‘Solar Mamas’ documentary screens Tuesday at Loaded Joe’s in Avon | VailDaily.com

‘Solar Mamas’ documentary screens Tuesday at Loaded Joe’s in Avon

The documentary, "Solar Mamas," will be screened Tuesday at 6:30 p.m. at Loaded Joe's in Avon.
Special to the Daily

If you go ...

What: “Solar Mamas” of the Sustainable Community Film Series.

When/Where: 6:30 p.m. Tuesday at Loaded Joe’s, Avon, and again at 6:30 p.m. Feb. 18 at Dusty Boot, Eagle.

Cost: $5 suggested donation.

More information: Email info@walkingmountains.org, visit http://www.walkingmountains.org/films or call 970-827-9725.

AVON — The Sustainable Community Film Series — a project of Walking Mountains Science Center — continues this month with two screenings of “Solar Mamas,” a film that addresses themes of education, gender equality, environmental sustainability and development. The documentary takes an inspiring and compelling look at poverty, and the ways women around the world are working to pull themselves out of the poverty trap.

The Barefoot College in India trains impoverished women from around the world to become solar engineers. “Solar Mamas” tells the story of Rafea, a Jordanian Bedouin mother who is given the opportunity to study there and become a solar engineer, capable of bringing power to the remotest places. She attends the college’s program, which brings together 27 women from all around the world. They’re all from poor backgrounds, they are mothers and grandmothers and mostly illiterate. For six months, they live on the campus and learn about electrical components and soldering. But staying the course is not easy because:

• Women make up half the world’s population and yet represent 70 percent of the world’s poor.

• Of the world’s 875 million illiterate adults, two-thirds are women.

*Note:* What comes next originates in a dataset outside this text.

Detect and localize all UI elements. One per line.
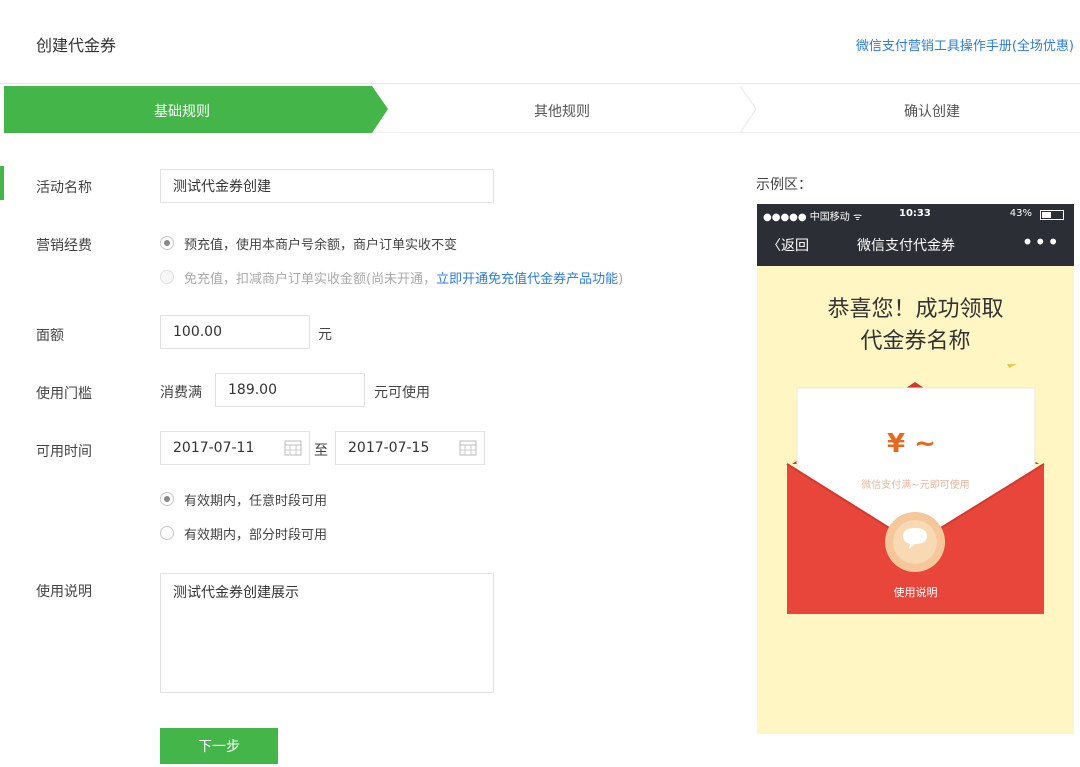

• Women work two-thirds of the world’s working hours, produce half of the world’s food, but earn only 10 percent of the world’s income and own 1 percent of the world’s property. On average, women earn half of what men earn.

The Barefoot College focuses on women because, as founder Bunker Roy explains, women are more likely to stay in their communities once they’ve been trained. Unlike men, who’ll take their new knowledge and leave for the big cities, the women will return to their families and homes, bringing their new skills back to share. But traditional family ties make it hard for some, particularly Rafea, to continue their studies. Her husband wants her home and threatens to take everything away from her unless she returns.

“This film provides an eye-opening opportunity to see solar energy used as a tool for an improved lifestyle for women and villages around the world,” said Kristen Hartel of Active Energies of Minturn. “By choosing a career as a solar electrician, women can be seen capitalizing on both an income-generating opportunity and a way to improve and progress their communities.”

Statistics provided by Walking Mountains Science Center.